Around 50 residents on Tuesday demanded rehousing and respect after they were admitted to a Genoa council meeting regarding the tragedy.

They handed out leaflets entitled The Morandi Bridge People and chanted “Respect, respect!” at the meeting.

"We come before businesses, we come before the transport system, we come first, we want homes,” they told Liguria President Giovanni Toti.

Italy’s interior minister Luigi Di Maio showed his support for the residents and their demands later on Tuesday.

“They’re perfectly right... you can’t leave people at the whim of Autostrade handouts,” he said, adding that a government decree was being prepared to address the rehousing of the evacuees.

Toti responded to Di Maio by arguing that the evacuees had all received “public accommodation, and in record time”.

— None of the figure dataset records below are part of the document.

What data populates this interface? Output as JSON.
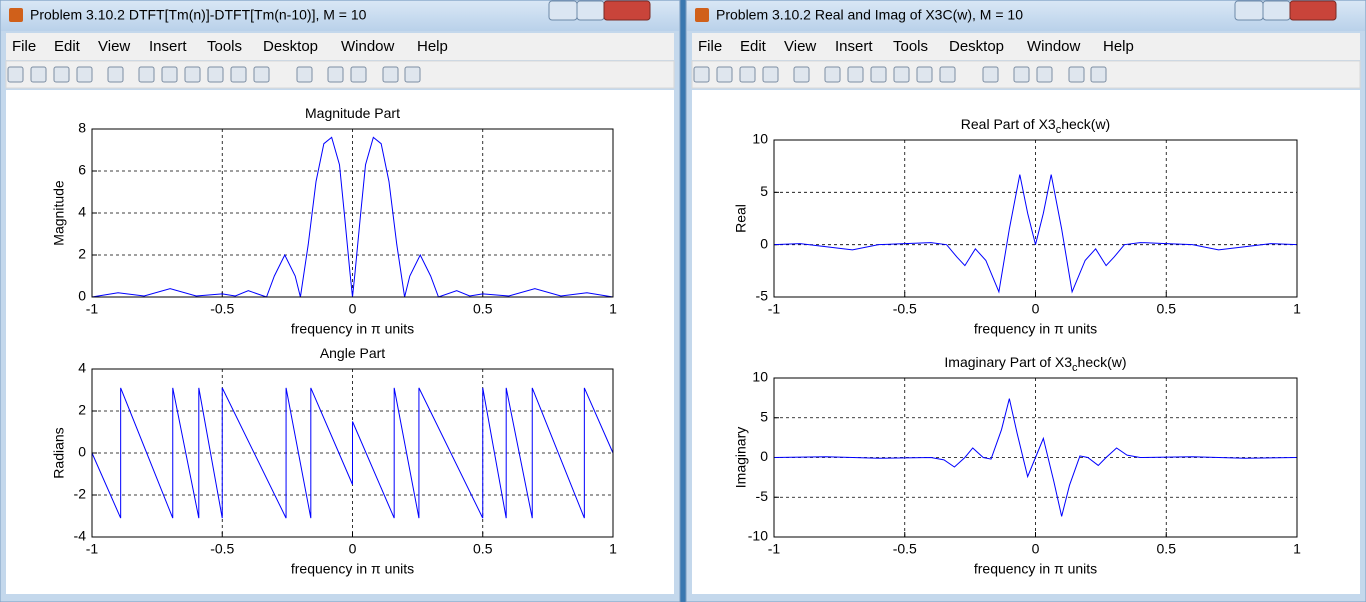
{
  "windows": [
    {
      "title": "Problem 3.10.2 DTFT[Tm(n)]-DTFT[Tm(n-10)], M = 10",
      "menu": [
        "File",
        "Edit",
        "View",
        "Insert",
        "Tools",
        "Desktop",
        "Window",
        "Help"
      ],
      "charts": [
        {
          "type": "line",
          "title": [
            "Magnitude Part"
          ],
          "xlabel": "frequency in π units",
          "ylabel": "Magnitude",
          "x": [
            -1,
            -0.9,
            -0.8,
            -0.7,
            -0.6,
            -0.5,
            -0.45,
            -0.4,
            -0.33,
            -0.3,
            -0.26,
            -0.22,
            -0.2,
            -0.17,
            -0.14,
            -0.11,
            -0.08,
            -0.05,
            -0.03,
            -0.01,
            0,
            0.01,
            0.03,
            0.05,
            0.08,
            0.11,
            0.14,
            0.17,
            0.2,
            0.22,
            0.26,
            0.3,
            0.33,
            0.4,
            0.45,
            0.5,
            0.6,
            0.7,
            0.8,
            0.9,
            1
          ],
          "series": [
            {
              "color": "#0000ff",
              "values": [
                0,
                0.2,
                0.05,
                0.4,
                0.05,
                0.15,
                0.05,
                0.3,
                0,
                1.0,
                2.0,
                1.0,
                0,
                2.5,
                5.5,
                7.3,
                7.6,
                6.3,
                3.8,
                1.2,
                0,
                1.2,
                3.8,
                6.3,
                7.6,
                7.3,
                5.5,
                2.5,
                0,
                1.0,
                2.0,
                1.0,
                0,
                0.3,
                0.05,
                0.15,
                0.05,
                0.4,
                0.05,
                0.2,
                0
              ]
            }
          ],
          "xlim": [
            -1,
            1
          ],
          "ylim": [
            0,
            8
          ],
          "xticks": [
            -1,
            -0.5,
            0,
            0.5,
            1
          ],
          "yticks": [
            0,
            2,
            4,
            6,
            8
          ],
          "grid": true
        },
        {
          "type": "line",
          "title": [
            "Angle Part"
          ],
          "xlabel": "frequency in π units",
          "ylabel": "Radians",
          "x": [
            -1,
            -0.89,
            -0.89,
            -0.69,
            -0.69,
            -0.59,
            -0.59,
            -0.5,
            -0.5,
            -0.255,
            -0.255,
            -0.16,
            -0.16,
            0,
            0,
            0.16,
            0.16,
            0.255,
            0.255,
            0.5,
            0.5,
            0.59,
            0.59,
            0.69,
            0.69,
            0.89,
            0.89,
            1
          ],
          "series": [
            {
              "color": "#0000ff",
              "values": [
                0,
                -3.1,
                3.1,
                -3.1,
                3.1,
                -3.1,
                3.1,
                -3.1,
                3.1,
                -3.1,
                3.1,
                -3.1,
                3.1,
                -1.5,
                1.5,
                -3.1,
                3.1,
                -3.1,
                3.1,
                -3.1,
                3.1,
                -3.1,
                3.1,
                -3.1,
                3.1,
                -3.1,
                3.1,
                0
              ]
            }
          ],
          "xlim": [
            -1,
            1
          ],
          "ylim": [
            -4,
            4
          ],
          "xticks": [
            -1,
            -0.5,
            0,
            0.5,
            1
          ],
          "yticks": [
            -4,
            -2,
            0,
            2,
            4
          ],
          "grid": true
        }
      ]
    },
    {
      "title": "Problem 3.10.2 Real and Imag of X3C(w), M = 10",
      "menu": [
        "File",
        "Edit",
        "View",
        "Insert",
        "Tools",
        "Desktop",
        "Window",
        "Help"
      ],
      "charts": [
        {
          "type": "line",
          "title": [
            "Real Part of X3",
            "c",
            "heck(w)"
          ],
          "xlabel": "frequency in π units",
          "ylabel": "Real",
          "x": [
            -1,
            -0.9,
            -0.8,
            -0.7,
            -0.6,
            -0.5,
            -0.4,
            -0.34,
            -0.3,
            -0.27,
            -0.23,
            -0.19,
            -0.14,
            -0.1,
            -0.06,
            -0.03,
            0,
            0.03,
            0.06,
            0.1,
            0.14,
            0.19,
            0.23,
            0.27,
            0.3,
            0.34,
            0.4,
            0.5,
            0.6,
            0.7,
            0.8,
            0.9,
            1
          ],
          "series": [
            {
              "color": "#0000ff",
              "values": [
                0,
                0.1,
                -0.2,
                -0.5,
                0,
                0.1,
                0.2,
                0,
                -1.2,
                -2,
                -0.4,
                -1.5,
                -4.5,
                1.5,
                6.7,
                3,
                0,
                3,
                6.7,
                1.5,
                -4.5,
                -1.5,
                -0.4,
                -2,
                -1.2,
                0,
                0.2,
                0.1,
                0,
                -0.5,
                -0.2,
                0.1,
                0
              ]
            }
          ],
          "xlim": [
            -1,
            1
          ],
          "ylim": [
            -5,
            10
          ],
          "xticks": [
            -1,
            -0.5,
            0,
            0.5,
            1
          ],
          "yticks": [
            -5,
            0,
            5,
            10
          ],
          "grid": true
        },
        {
          "type": "line",
          "title": [
            "Imaginary Part of X3",
            "c",
            "heck(w)"
          ],
          "xlabel": "frequency in π units",
          "ylabel": "Imaginary",
          "x": [
            -1,
            -0.8,
            -0.6,
            -0.4,
            -0.35,
            -0.31,
            -0.27,
            -0.24,
            -0.2,
            -0.17,
            -0.13,
            -0.1,
            -0.07,
            -0.03,
            0,
            0.03,
            0.07,
            0.1,
            0.13,
            0.17,
            0.2,
            0.24,
            0.27,
            0.31,
            0.35,
            0.4,
            0.6,
            0.8,
            1
          ],
          "series": [
            {
              "color": "#0000ff",
              "values": [
                0,
                0.1,
                -0.1,
                0,
                -0.3,
                -1.2,
                0,
                1.2,
                0,
                -0.2,
                3.5,
                7.4,
                3,
                -2.4,
                0,
                2.4,
                -3,
                -7.4,
                -3.5,
                0.2,
                0,
                -1,
                0,
                1.2,
                0.3,
                0,
                0.1,
                -0.1,
                0
              ]
            }
          ],
          "xlim": [
            -1,
            1
          ],
          "ylim": [
            -10,
            10
          ],
          "xticks": [
            -1,
            -0.5,
            0,
            0.5,
            1
          ],
          "yticks": [
            -10,
            -5,
            0,
            5,
            10
          ],
          "grid": true
        }
      ]
    }
  ]
}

“While you [Di Maio] were speaking with the press, the mayor and I were with the evacuees, clearing up any doubts and understandable concerns,” Toti added.

“Fewer polemics and more concrete action is needed to help Genoa.”

Italy’s transport minister Danilo Toninelli said on Tuesday that the government will provide financial assistance to evacuees and that all displaced residents will be resettled within three months.

“The government will implement forms of assistance regarding the mortgage payments that many families are now forced to pay for houses they can no longer live in,” he added.

A demolition plan for the collapsed bridge will be presented by Autostrade per l’Italia within five days, Toti confirmed on Tuesday.